We inherited GTO’s data properties especially identifiers that link to external knowledgebases such as Online Mendelian Inheritance in Man (OMIM)[26] and National Drug File Reference Terminology (NDF-RT)[27]. In addition, we added additional identifiers in the data property that link to other precision oncology knowledgebases such as CIViC_Entrez_ID for identifying ‘Gene’ and CIViC_DOID for identifying ‘Disease’ in CIViC. We also incorporated drugs’ brand names (Brand_Name) and categories (Drug_Category) according to HemOnc as additional data properties. We also created a new data class ‘Patient’ to our data schema. The defined data properties for each class, along with some explanation are shown in Table 2.

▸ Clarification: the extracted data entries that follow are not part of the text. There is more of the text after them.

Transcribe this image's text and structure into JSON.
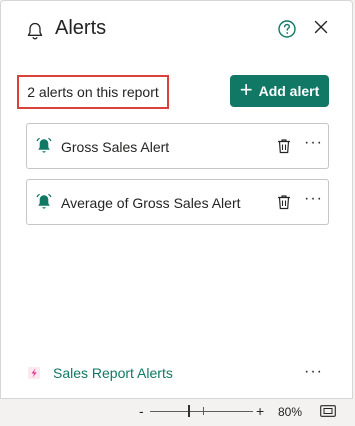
{
  "header": {
    "title": "Alerts"
  },
  "summary": {
    "count_text": "2 alerts on this report"
  },
  "actions": {
    "add_alert_label": "Add alert",
    "add_icon": "+"
  },
  "alerts": [
    {
      "name": "Gross Sales Alert",
      "more": "···"
    },
    {
      "name": "Average of Gross Sales Alert",
      "more": "···"
    }
  ],
  "footer": {
    "report_name": "Sales Report Alerts",
    "more": "···"
  },
  "zoom": {
    "minus": "-",
    "plus": "+",
    "level": "80%"
  },
  "colors": {
    "accent": "#117865",
    "highlight_border": "#d9413b",
    "report_icon": "#e33b8e"
  },
  "icons": [
    "bell-icon",
    "help-icon",
    "close-icon",
    "alert-bell-icon",
    "trash-icon",
    "more-icon",
    "report-icon",
    "fit-to-page-icon"
  ]
}
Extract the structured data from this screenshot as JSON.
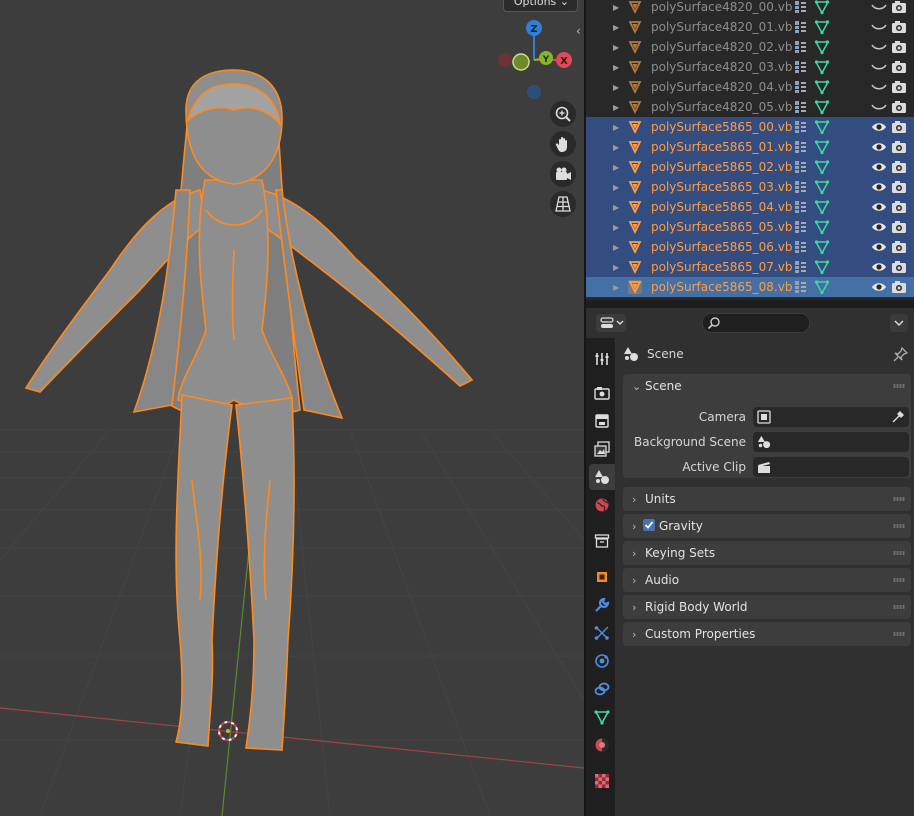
{
  "viewport": {
    "options_label": "Options",
    "gizmo": {
      "z": "Z",
      "y": "Y",
      "x": "X"
    },
    "nav_buttons": [
      "zoom-in-icon",
      "pan-hand-icon",
      "camera-view-icon",
      "perspective-grid-icon"
    ]
  },
  "outliner": {
    "rows": [
      {
        "name": "polySurface4820_00.vb",
        "selected": false
      },
      {
        "name": "polySurface4820_01.vb",
        "selected": false
      },
      {
        "name": "polySurface4820_02.vb",
        "selected": false
      },
      {
        "name": "polySurface4820_03.vb",
        "selected": false
      },
      {
        "name": "polySurface4820_04.vb",
        "selected": false
      },
      {
        "name": "polySurface4820_05.vb",
        "selected": false
      },
      {
        "name": "polySurface5865_00.vb",
        "selected": true
      },
      {
        "name": "polySurface5865_01.vb",
        "selected": true
      },
      {
        "name": "polySurface5865_02.vb",
        "selected": true
      },
      {
        "name": "polySurface5865_03.vb",
        "selected": true
      },
      {
        "name": "polySurface5865_04.vb",
        "selected": true
      },
      {
        "name": "polySurface5865_05.vb",
        "selected": true
      },
      {
        "name": "polySurface5865_06.vb",
        "selected": true
      },
      {
        "name": "polySurface5865_07.vb",
        "selected": true
      },
      {
        "name": "polySurface5865_08.vb",
        "selected": true,
        "active": true
      }
    ]
  },
  "properties": {
    "context_title": "Scene",
    "scene_panel": {
      "title": "Scene",
      "fields": [
        {
          "label": "Camera"
        },
        {
          "label": "Background Scene"
        },
        {
          "label": "Active Clip"
        }
      ]
    },
    "collapsed_panels": [
      "Units",
      "Gravity",
      "Keying Sets",
      "Audio",
      "Rigid Body World",
      "Custom Properties"
    ],
    "gravity_checked": true
  },
  "colors": {
    "selection_orange": "#ff9d42",
    "outliner_selected": "#334d80",
    "outliner_active": "#4470a6",
    "axis_x": "#e3475a",
    "axis_y": "#86b527",
    "axis_z": "#2f7fd4"
  }
}
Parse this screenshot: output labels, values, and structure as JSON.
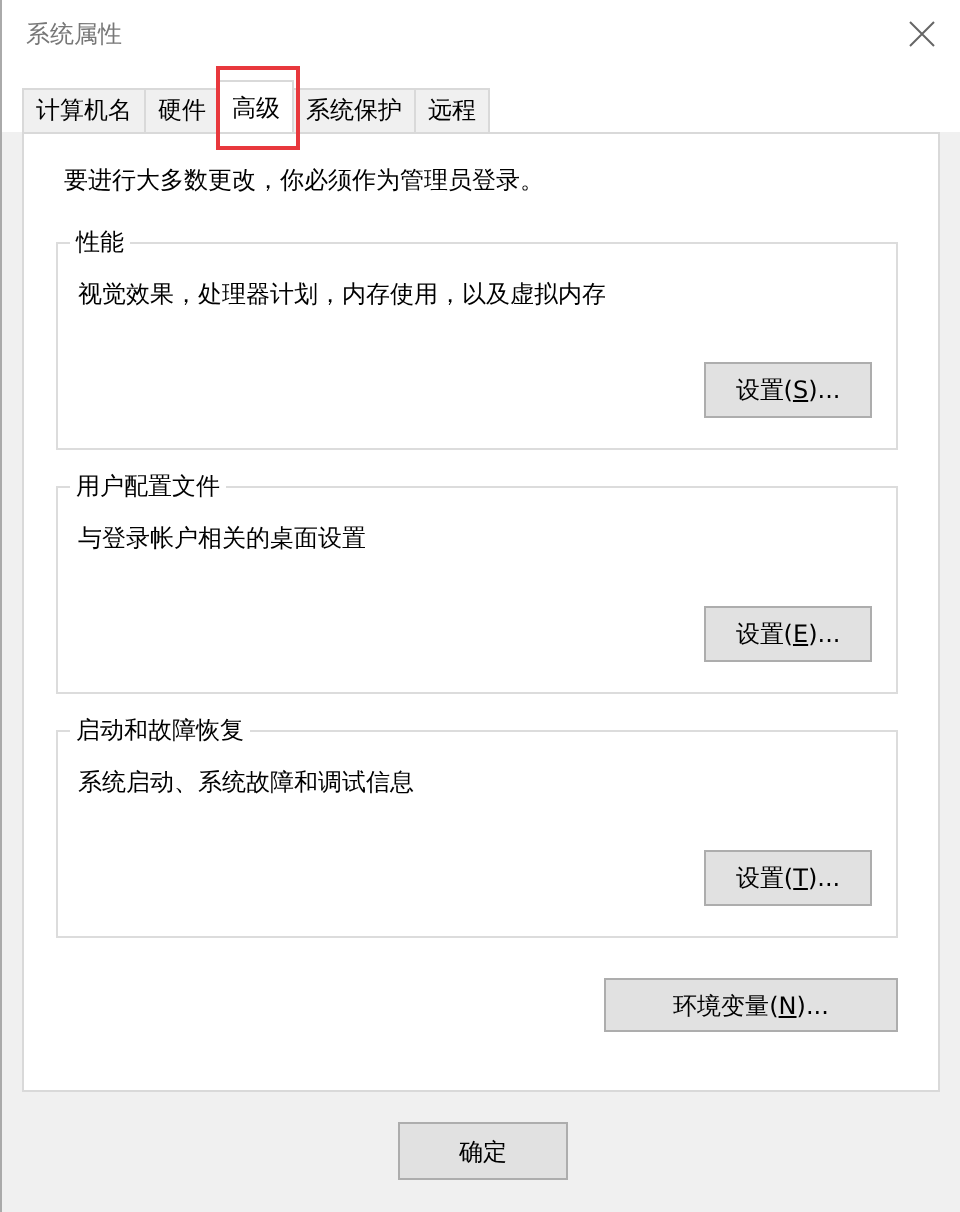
{
  "window": {
    "title": "系统属性"
  },
  "tabs": [
    {
      "label": "计算机名",
      "selected": false,
      "highlighted": false
    },
    {
      "label": "硬件",
      "selected": false,
      "highlighted": false
    },
    {
      "label": "高级",
      "selected": true,
      "highlighted": true
    },
    {
      "label": "系统保护",
      "selected": false,
      "highlighted": false
    },
    {
      "label": "远程",
      "selected": false,
      "highlighted": false
    }
  ],
  "notice": "要进行大多数更改，你必须作为管理员登录。",
  "groups": [
    {
      "title": "性能",
      "description": "视觉效果，处理器计划，内存使用，以及虚拟内存",
      "button": {
        "before": "设置(",
        "key": "S",
        "after": ")..."
      }
    },
    {
      "title": "用户配置文件",
      "description": "与登录帐户相关的桌面设置",
      "button": {
        "before": "设置(",
        "key": "E",
        "after": ")..."
      }
    },
    {
      "title": "启动和故障恢复",
      "description": "系统启动、系统故障和调试信息",
      "button": {
        "before": "设置(",
        "key": "T",
        "after": ")..."
      }
    }
  ],
  "env_button": {
    "before": "环境变量(",
    "key": "N",
    "after": ")..."
  },
  "footer_buttons": [
    "确定"
  ]
}
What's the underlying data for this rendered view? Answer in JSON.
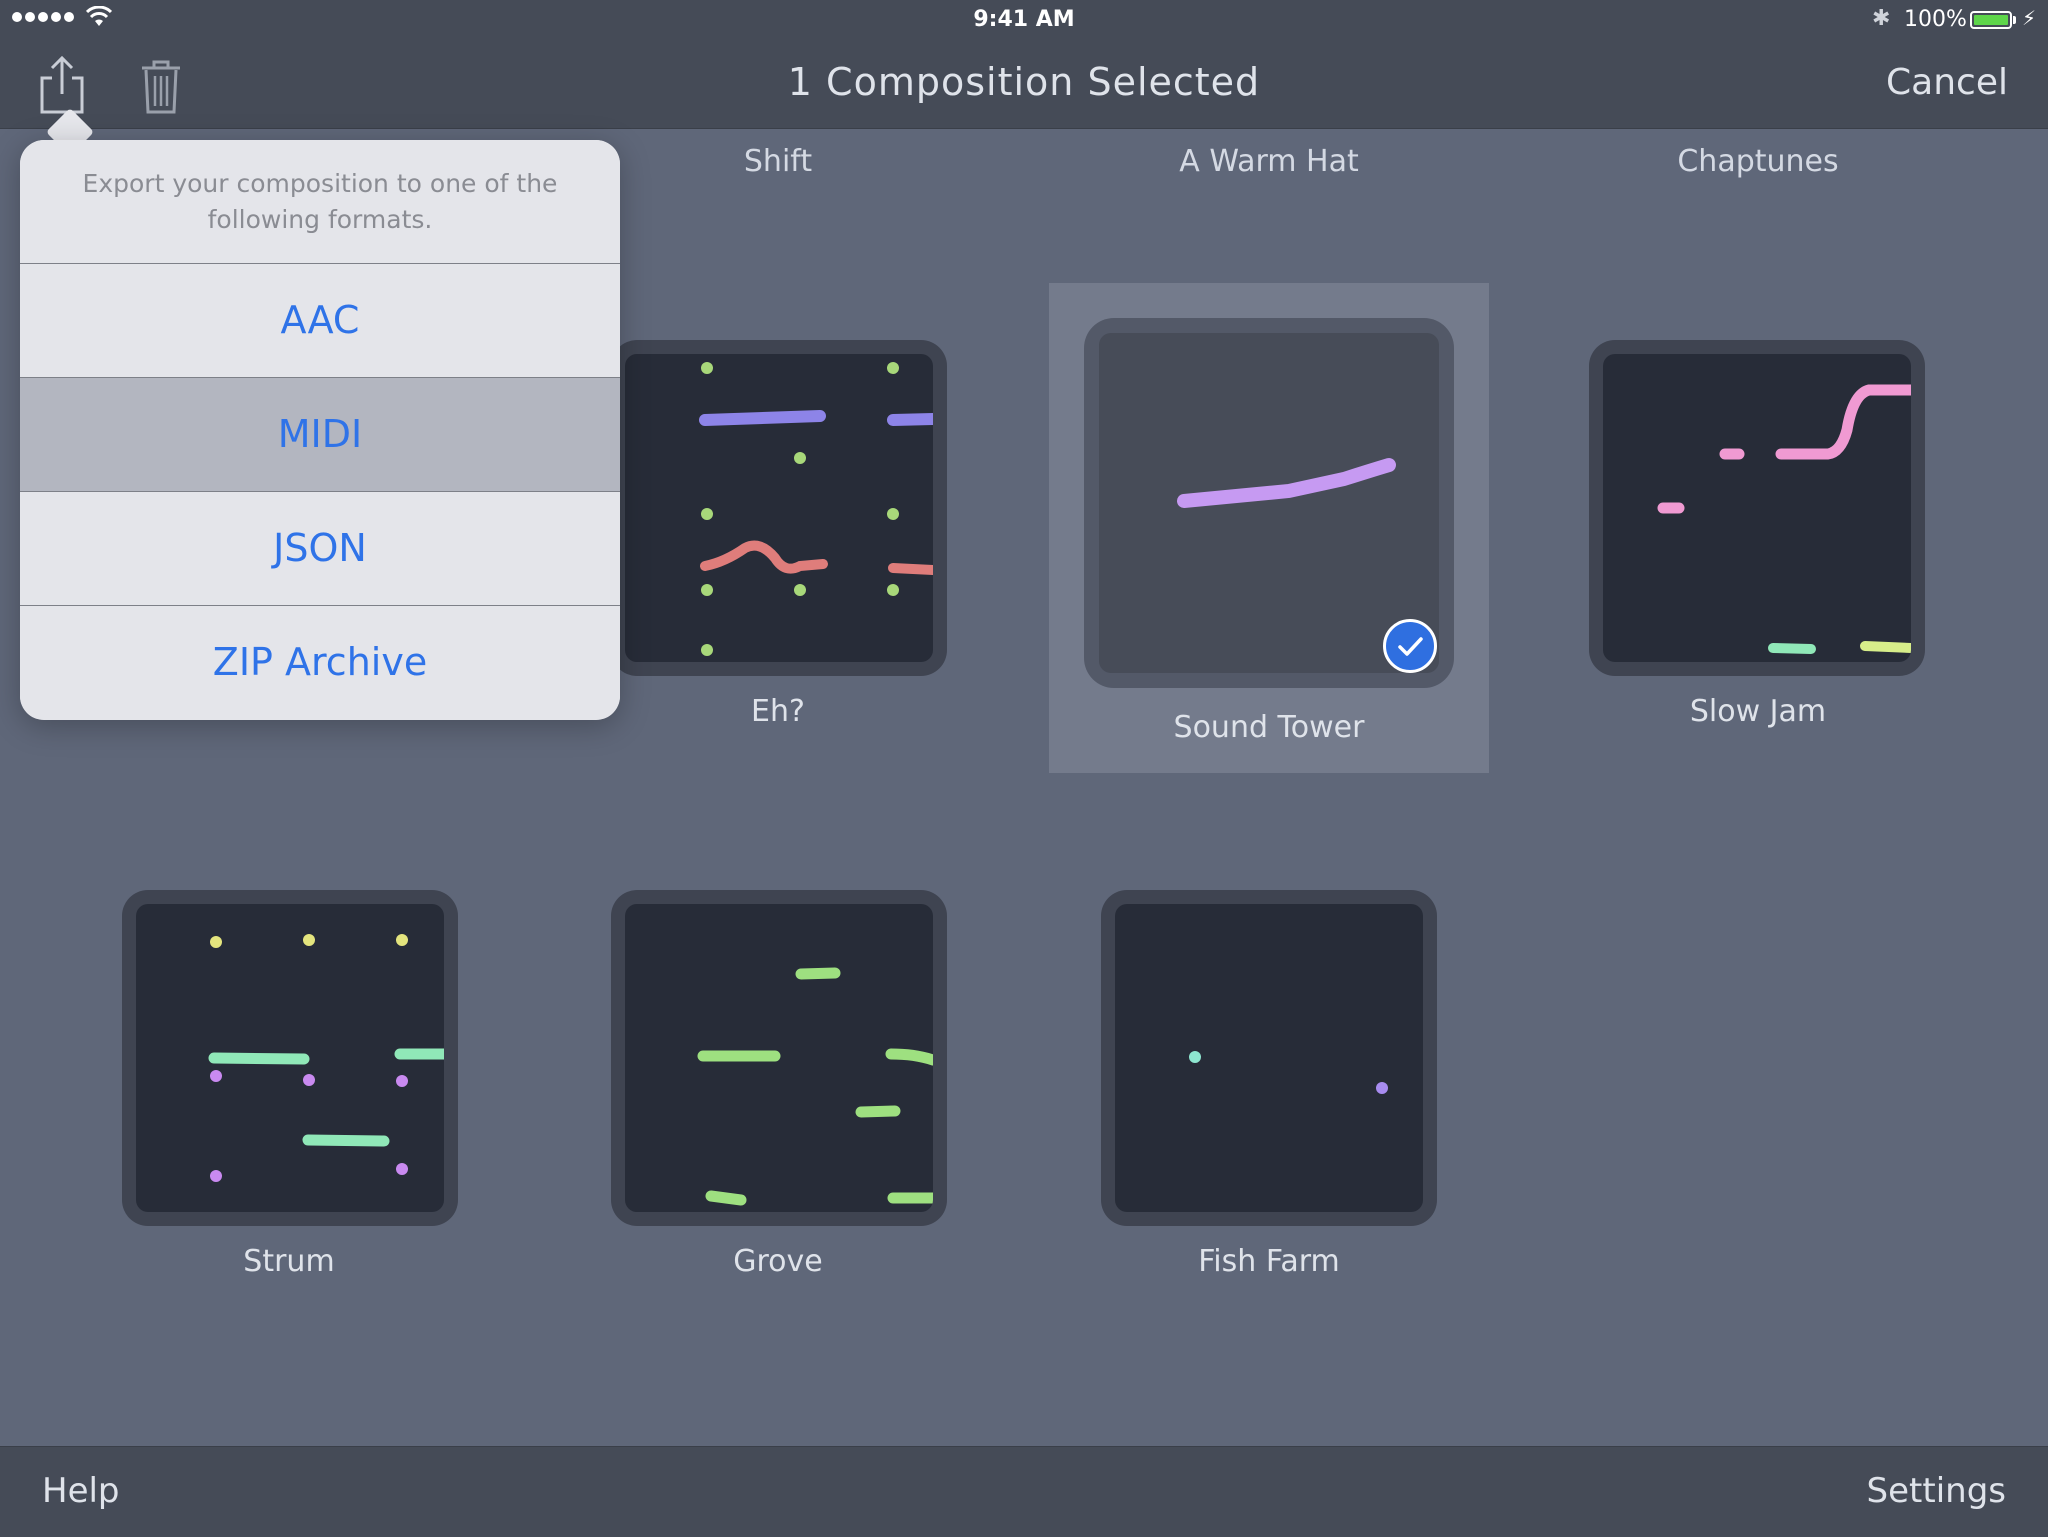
{
  "status_bar": {
    "time": "9:41 AM",
    "battery_percent": "100%",
    "bluetooth_icon": "bluetooth-icon",
    "battery_level": 1.0
  },
  "nav": {
    "title": "1 Composition Selected",
    "cancel_label": "Cancel",
    "share_icon": "share-icon",
    "trash_icon": "trash-icon"
  },
  "column_labels": [
    "Shift",
    "A Warm Hat",
    "Chaptunes"
  ],
  "compositions": [
    {
      "name": "Eh?",
      "selected": false
    },
    {
      "name": "Sound Tower",
      "selected": true
    },
    {
      "name": "Slow Jam",
      "selected": false
    },
    {
      "name": "Strum",
      "selected": false
    },
    {
      "name": "Grove",
      "selected": false
    },
    {
      "name": "Fish Farm",
      "selected": false
    }
  ],
  "popover": {
    "message": "Export your composition to one of the following formats.",
    "options": [
      "AAC",
      "MIDI",
      "JSON",
      "ZIP Archive"
    ],
    "highlighted": "MIDI"
  },
  "bottom_bar": {
    "help_label": "Help",
    "settings_label": "Settings"
  },
  "colors": {
    "accent": "#2f73e8",
    "background": "#5f6779",
    "bar": "#454b57",
    "note_purple": "#9d8bf0",
    "note_red": "#e07f7f",
    "note_green": "#9ee080",
    "note_pink": "#f09ad2",
    "note_mint": "#90e8b8"
  }
}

‘Disease’ and ‘Gene’ relationships were considered valid for diagnosis up to one year before genetic tests. ‘Drug and ‘Gene’ associations (object properties) were considered valid for drug prescriptions up to one year after genetic tests and include targeted therapies only. ‘Disease’ and ‘Drug’ associations (object properties) were considered valid for drug prescriptions after disease diagnosis. For an individual patient, we only count each ‘Disease’ and ‘Drug’ associations once.
Table 2
Description of Data Properties and Related Object Properties
Class | Data Property | Related Object Property |
Patient | Patient_ID, Date_of_Birth, Race, Ethnicity, Gender | HasMutGene, HasVariant, HasDisease, TreatedBy |
Gene | Gene_Name, UMLS_CUI, OMIM_ID, CIViC_Gene_ID, OncoKB_Gene_ID, PharmGKB_Gene_ID | AssociatedWithGene, AssociatedWithVariant, MayTargetedBy |
Variant | Var_Name, UMLS_CUI, ClinVar_ID, dbSNP_ID, CIViC_Var_ID, OncoKB_Var_ID, | AssociatedWithVariant |
Disease | Disease_Name, UMLS_CUI, OMIM_ID, CIViC_DOID, OncoKB_Disease_ID, PharmGKB_Disease_ID | AssociatedWithGene, MayTreatedBy, HasContraindicationWith |
Drug | Drug_Name, Brand_Name, Drug_Category, UMLS_CUI, NUI (NDF-RT Unique Identifier), CIViC_Drug_ID, OncoKB_Drug_ID, PharmGKB_Drug_ID | MayTreatedBy, HasContraindicationWith, MayTargetedBy |
PO2RDF Generation
For the PO2RDF generation, we applied D2RQ, which transforms data in the relational database to RDF. The mapping tool of D2RQ creates a default mapping file by analyzing the schema of an existing database. To map our data with the GTO schema, we manually customized the mapping file accordingly. The data is then published in RDF through the D2RQ server, and can be queried via a D2RQ SPARQL endpoint. We also took an RDF dump from D2RQ into Virtuoso[28] to run federated queries. Figure 2 showed detailed RDF representation of two patients. “Variant” elements were not represented due to space limit.
Use Cases
To demonstrate the usability of PO2RDF, we retrieved triples involving ‘Gene’ and ‘Drug’ from PO2RDF. We then performed association rule analysis[29] to evaluate the significant of real-world associations between mutated gene and selected oncology drugs. Specifically, we examined drugs associated with gene “EGFR”, which are most commonly identified and targeted in lung cancer[30], colorectal cancer[31, 32] and melanoma[33] patients. EGFR inhibitors were initially approved to treat non-small cell lung cancer (NSCLC) and appear to be most effective in patients with adenocarcinoma histology[30]. Even though current FDA drug approved indication for EGRF inhibitors are mostly for NSCLC, it is also used off-label[31–33] for other cancers in real-world setting. Therefore, the results from our association analysis could potentially provide RWE to clinicians and FDA regarding real-world utility of targeted therapies – especially any deviations from guidelines or drug labels.
We calculated the confidence of each {“Drug”, “EGFR”} transaction (Eq. 1). The support of X with respect to a group of transactions T is defined as the proportion of transactions t in the dataset which contains the item X (Eq. 2). Each individual patient was considered as one transaction (t). Our cohort of 2,593 patients were considered as the total transaction set T.